Street in Bangkok, Thailand

Mahannop Road (ถนนมหรรณพ, , /th/) is a small road, or soi, in Bangkok. This short road is about 300 m long and runs entirely within the Sao Chingcha subdistrict of Phra Nakhon district, in the historic neighbourhood known as Rattanakosin Island.

It begins at the west side of Dinso Road, near Bangkok City Hall, and runs northwest until it meets Tanao Road, where the notable Chinese joss house San Chaopho Suea, dedicated to Xuandi, is located.

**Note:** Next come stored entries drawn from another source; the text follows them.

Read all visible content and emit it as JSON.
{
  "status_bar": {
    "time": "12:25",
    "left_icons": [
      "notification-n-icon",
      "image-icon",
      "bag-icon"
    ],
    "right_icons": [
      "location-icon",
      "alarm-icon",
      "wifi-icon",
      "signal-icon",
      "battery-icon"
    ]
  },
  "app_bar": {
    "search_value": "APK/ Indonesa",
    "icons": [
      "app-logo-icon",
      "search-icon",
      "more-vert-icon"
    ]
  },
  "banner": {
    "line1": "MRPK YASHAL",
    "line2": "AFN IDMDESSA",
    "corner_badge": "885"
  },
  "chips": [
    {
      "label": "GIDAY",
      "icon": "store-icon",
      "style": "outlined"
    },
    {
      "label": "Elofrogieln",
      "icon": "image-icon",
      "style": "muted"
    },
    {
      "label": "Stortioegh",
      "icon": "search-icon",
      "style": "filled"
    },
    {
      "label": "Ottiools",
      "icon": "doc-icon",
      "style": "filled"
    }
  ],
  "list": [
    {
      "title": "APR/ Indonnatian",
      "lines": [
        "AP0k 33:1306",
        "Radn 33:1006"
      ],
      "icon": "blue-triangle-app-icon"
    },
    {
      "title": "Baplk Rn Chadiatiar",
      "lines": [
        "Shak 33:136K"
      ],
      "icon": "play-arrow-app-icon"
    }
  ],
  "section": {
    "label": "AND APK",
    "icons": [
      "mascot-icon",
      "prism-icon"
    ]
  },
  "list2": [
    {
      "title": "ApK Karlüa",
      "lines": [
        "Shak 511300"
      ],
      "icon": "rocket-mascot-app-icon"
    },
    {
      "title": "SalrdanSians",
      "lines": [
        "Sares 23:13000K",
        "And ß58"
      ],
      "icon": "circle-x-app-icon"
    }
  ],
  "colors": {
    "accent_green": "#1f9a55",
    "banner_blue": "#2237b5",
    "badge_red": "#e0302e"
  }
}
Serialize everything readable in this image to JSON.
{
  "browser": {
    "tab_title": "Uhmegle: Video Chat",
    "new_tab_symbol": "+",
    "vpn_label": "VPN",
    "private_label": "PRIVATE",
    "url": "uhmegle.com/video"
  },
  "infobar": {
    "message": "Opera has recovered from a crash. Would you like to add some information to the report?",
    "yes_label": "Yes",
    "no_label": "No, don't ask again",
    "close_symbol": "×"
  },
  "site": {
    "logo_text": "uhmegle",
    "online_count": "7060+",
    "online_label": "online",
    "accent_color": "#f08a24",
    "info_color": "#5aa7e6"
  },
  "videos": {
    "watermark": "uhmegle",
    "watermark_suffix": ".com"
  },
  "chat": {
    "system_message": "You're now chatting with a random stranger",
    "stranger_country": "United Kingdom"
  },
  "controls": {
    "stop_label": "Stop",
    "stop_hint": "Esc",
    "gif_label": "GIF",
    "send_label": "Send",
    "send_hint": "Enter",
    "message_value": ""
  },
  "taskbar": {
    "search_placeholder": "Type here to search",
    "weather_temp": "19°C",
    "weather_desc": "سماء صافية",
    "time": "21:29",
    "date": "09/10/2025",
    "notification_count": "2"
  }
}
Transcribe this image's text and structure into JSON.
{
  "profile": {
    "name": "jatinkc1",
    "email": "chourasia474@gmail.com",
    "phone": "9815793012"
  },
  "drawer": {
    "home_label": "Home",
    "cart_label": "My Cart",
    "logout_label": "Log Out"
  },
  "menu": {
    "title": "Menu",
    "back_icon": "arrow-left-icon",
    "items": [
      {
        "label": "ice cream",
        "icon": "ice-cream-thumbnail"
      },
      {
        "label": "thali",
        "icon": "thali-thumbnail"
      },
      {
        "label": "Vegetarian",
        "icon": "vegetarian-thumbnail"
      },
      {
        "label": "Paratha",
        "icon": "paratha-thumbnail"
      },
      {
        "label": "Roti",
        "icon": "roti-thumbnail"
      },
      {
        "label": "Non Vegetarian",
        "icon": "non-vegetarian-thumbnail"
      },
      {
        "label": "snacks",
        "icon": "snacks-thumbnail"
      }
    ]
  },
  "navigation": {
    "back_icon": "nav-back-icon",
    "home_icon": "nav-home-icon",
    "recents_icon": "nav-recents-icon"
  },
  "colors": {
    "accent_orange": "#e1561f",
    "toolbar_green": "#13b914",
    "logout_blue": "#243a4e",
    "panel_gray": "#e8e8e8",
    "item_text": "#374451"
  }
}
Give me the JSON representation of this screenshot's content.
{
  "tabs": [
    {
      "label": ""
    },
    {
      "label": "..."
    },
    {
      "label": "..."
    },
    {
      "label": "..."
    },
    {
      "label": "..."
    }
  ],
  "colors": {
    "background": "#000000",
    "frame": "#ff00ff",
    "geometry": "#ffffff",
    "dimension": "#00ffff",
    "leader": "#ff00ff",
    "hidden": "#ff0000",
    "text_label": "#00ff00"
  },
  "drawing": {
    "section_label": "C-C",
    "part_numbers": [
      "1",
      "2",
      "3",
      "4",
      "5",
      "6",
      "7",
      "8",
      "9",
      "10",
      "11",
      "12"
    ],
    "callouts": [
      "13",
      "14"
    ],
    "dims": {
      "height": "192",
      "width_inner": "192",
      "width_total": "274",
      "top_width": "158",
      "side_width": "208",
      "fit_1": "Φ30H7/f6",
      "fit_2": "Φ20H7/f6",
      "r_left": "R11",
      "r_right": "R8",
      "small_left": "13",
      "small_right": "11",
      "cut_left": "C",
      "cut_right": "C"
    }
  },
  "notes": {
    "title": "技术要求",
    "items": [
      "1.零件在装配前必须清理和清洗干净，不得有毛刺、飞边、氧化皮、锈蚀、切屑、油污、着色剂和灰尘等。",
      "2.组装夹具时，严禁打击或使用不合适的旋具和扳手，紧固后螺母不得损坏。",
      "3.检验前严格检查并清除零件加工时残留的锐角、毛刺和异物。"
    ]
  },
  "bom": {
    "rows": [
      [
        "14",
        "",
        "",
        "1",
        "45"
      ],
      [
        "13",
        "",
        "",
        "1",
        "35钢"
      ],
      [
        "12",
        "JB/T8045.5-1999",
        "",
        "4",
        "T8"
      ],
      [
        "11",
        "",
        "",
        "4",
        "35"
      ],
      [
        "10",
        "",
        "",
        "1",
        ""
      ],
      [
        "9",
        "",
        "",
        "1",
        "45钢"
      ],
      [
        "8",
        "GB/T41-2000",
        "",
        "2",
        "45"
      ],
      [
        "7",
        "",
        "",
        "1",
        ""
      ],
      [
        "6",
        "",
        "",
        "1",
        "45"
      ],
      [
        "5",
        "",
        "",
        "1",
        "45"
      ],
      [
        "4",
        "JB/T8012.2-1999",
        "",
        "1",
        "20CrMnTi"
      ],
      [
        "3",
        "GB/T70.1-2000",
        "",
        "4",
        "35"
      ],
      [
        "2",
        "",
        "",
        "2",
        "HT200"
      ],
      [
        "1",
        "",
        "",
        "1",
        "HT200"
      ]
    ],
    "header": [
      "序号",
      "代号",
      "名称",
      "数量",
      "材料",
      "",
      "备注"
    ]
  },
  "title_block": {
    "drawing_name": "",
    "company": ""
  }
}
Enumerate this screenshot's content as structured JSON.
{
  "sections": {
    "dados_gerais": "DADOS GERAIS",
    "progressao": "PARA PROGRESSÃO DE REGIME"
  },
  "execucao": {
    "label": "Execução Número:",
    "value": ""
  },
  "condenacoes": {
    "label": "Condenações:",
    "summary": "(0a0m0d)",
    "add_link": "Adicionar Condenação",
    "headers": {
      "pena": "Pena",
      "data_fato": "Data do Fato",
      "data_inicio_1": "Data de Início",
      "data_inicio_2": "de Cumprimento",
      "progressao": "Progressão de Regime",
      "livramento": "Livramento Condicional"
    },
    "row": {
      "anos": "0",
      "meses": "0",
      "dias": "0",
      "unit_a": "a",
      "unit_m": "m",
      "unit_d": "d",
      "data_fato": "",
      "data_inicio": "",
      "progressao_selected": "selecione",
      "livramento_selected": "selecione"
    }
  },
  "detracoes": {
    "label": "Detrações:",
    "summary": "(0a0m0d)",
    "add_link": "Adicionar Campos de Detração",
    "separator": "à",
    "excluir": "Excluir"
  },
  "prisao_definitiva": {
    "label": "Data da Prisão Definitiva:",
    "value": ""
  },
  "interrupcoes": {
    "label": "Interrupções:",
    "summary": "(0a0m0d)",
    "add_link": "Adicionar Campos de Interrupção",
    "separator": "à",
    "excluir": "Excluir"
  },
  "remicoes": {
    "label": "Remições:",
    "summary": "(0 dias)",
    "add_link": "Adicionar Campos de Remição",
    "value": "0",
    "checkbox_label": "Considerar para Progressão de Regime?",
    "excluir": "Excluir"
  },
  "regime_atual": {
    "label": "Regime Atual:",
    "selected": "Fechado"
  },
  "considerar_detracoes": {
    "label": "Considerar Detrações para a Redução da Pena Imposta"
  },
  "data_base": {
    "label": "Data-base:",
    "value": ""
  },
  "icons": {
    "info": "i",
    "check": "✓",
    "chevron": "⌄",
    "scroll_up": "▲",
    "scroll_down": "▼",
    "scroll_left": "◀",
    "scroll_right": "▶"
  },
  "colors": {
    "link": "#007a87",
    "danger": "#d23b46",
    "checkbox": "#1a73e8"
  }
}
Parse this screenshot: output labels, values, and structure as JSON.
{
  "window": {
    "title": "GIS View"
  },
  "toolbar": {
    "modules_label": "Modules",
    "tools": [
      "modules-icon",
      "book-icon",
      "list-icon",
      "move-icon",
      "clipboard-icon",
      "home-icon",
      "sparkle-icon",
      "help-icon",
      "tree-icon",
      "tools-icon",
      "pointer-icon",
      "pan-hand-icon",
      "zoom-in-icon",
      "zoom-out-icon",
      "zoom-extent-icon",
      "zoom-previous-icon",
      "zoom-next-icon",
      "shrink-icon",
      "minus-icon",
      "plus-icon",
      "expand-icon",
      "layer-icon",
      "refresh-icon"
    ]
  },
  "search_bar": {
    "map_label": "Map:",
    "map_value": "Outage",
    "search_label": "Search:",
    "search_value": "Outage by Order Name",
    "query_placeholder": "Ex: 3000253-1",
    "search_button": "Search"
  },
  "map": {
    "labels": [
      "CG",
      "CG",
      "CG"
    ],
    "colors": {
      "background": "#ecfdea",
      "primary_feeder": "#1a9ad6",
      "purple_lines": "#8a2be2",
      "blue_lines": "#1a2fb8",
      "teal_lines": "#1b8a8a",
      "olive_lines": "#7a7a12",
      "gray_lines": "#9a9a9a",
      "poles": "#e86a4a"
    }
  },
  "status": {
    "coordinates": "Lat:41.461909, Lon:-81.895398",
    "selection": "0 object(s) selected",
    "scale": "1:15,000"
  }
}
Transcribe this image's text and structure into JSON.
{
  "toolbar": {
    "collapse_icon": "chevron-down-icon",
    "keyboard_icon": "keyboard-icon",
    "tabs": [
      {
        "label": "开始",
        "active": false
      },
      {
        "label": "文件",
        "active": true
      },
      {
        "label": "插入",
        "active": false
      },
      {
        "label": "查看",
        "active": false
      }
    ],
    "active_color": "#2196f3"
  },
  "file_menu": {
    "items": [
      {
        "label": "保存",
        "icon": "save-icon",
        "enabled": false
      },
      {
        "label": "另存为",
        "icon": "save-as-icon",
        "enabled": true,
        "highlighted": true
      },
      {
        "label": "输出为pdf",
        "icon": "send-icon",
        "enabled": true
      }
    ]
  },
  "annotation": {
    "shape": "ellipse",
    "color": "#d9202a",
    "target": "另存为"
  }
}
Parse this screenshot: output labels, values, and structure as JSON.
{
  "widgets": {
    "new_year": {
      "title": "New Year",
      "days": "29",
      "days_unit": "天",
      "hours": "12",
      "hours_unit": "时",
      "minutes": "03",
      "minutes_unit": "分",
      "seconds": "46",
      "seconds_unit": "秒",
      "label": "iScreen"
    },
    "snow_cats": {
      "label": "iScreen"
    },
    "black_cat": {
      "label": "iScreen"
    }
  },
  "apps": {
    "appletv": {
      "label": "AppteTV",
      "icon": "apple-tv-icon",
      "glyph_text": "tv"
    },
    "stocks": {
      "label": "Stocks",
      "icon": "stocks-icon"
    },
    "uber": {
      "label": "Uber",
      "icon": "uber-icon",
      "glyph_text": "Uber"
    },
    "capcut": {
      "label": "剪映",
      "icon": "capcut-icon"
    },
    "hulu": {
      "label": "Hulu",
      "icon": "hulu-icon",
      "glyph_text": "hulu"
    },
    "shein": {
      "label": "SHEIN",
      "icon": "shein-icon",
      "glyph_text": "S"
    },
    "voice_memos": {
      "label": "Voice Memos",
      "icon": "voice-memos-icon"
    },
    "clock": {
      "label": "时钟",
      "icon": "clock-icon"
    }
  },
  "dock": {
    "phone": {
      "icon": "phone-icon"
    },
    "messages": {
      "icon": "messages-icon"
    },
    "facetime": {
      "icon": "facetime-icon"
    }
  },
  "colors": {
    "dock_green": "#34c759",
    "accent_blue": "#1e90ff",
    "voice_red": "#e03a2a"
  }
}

The road was built in 1917 after a great fire on Tanao Road. Chaophraya Yommarat (Pan Sukhum), Chancellor of the Metropolitan (the equivalent of today's Minister of Interior and Governor of Bangkok), proposed that the government construct a new road both to improve travel and to help prevent future disasters in the fire-affected area. When construction was completed, King Vajiravudh (Rama VI) named it Mahannop after Wat Mahannapharam (abbreviated Wat Mahannop) on nearby Tanao Road.

Today, Mahannop Road is known for its many eateries and cafés, similar to nearby Dinso Road and Sam Phraeng. One of these establishments was even recognized by the Michelin Guide with a Bib Gourmand in 2022. The road is also home to a hostel for tourists, travel agencies, and two 7-Eleven convenience stores.

On Saturday and Sunday, 2–3 November 2024, from 4:00 pm to 10:00 pm, Mahannop Road will be closed to traffic and turned into a pedestrian zone to promote tourism and stimulate the local economy.